You might have heard, or even experienced, how much faster Solid State Drives (SSD) are when compared to traditional Hard Disk Drives (HDD). You may also have heard that SSDs will make your database instance so much faster because it will reduce the amount of wait times on your disk drives. In this article from Yanpei Chen, he gives us some information that shows this may not always be the case.
It is well-known that solid-state drives (SSDs) are fast and expensive. But exactly how much faster — and more expensive — are they than the hard disk drives (HDDs) they’re supposed to replace? And does anything change for big data?
I work on the performance engineering team at Cloudera, a data management vendor. It is my job to understand performance implications across customers and across evolving technology trends. The convergence of SSDs and big data does have the potential to broadly impact future data center architectures. When one of our hardware partners loaned us a number of SSDs with the mandate to “find something interesting,” we jumped on the opportunity. This post shares our findings.
As a starting point, we decided to focus on MapReduce. We chose MapReduce because it enjoys wide deployment across many industry verticals — even as other big data frameworks such as SQL-on-Hadoop, free text search, machine learning, and NoSQL gain prominence.
We considered two scenarios: first, when setting up a new cluster, we explored whether SSDs or HDDs, of equal aggregate bandwidth, are superior; second, we explored how cluster operators should configure SSDs, when upgrading an HDDs-only cluster.

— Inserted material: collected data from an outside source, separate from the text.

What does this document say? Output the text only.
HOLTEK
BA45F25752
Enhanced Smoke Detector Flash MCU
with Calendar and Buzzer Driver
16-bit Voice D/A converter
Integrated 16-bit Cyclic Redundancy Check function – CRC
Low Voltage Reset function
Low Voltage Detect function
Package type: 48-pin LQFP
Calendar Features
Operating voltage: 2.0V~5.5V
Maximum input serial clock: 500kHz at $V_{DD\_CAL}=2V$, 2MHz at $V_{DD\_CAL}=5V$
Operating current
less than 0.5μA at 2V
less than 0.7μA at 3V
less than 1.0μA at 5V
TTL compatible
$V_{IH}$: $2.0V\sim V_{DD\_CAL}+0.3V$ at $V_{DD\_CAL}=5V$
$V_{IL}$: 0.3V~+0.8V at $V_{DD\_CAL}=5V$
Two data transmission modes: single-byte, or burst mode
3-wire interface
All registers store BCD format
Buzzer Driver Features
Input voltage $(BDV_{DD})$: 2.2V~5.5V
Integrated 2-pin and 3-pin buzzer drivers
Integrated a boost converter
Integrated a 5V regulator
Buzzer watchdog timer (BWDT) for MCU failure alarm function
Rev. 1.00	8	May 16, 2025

A closer look at HDFS and MapReduce implementations reveals a critical insight: both the HDFS DataNode and the MapReduce NodeManager write to local directories in a round-robin fashion. A typical setup would mount each piece of storage hardware as a separate directory, e.g., /mnt/disk-1, /mnt/disk-2, /mnt/ssd-1. With each of these directories mounted as a HDFS and MapReduce local directory, they each receive the same amount of data. Faster progress on the SSD does not accelerate slower progress on the HDDs.
So, to fully utilize the SSD, we need to split the SSD into multiple directories to maintain equal bandwidth per local directory. In our case, SSDs should be split into 10 directories. The SSDs would then receive 10x the data directed at each HDD, written at 10x the speed, and complete in the same amount of time. When the SSD capacity accommodates the 10x data size written, performance is much better than the default setup.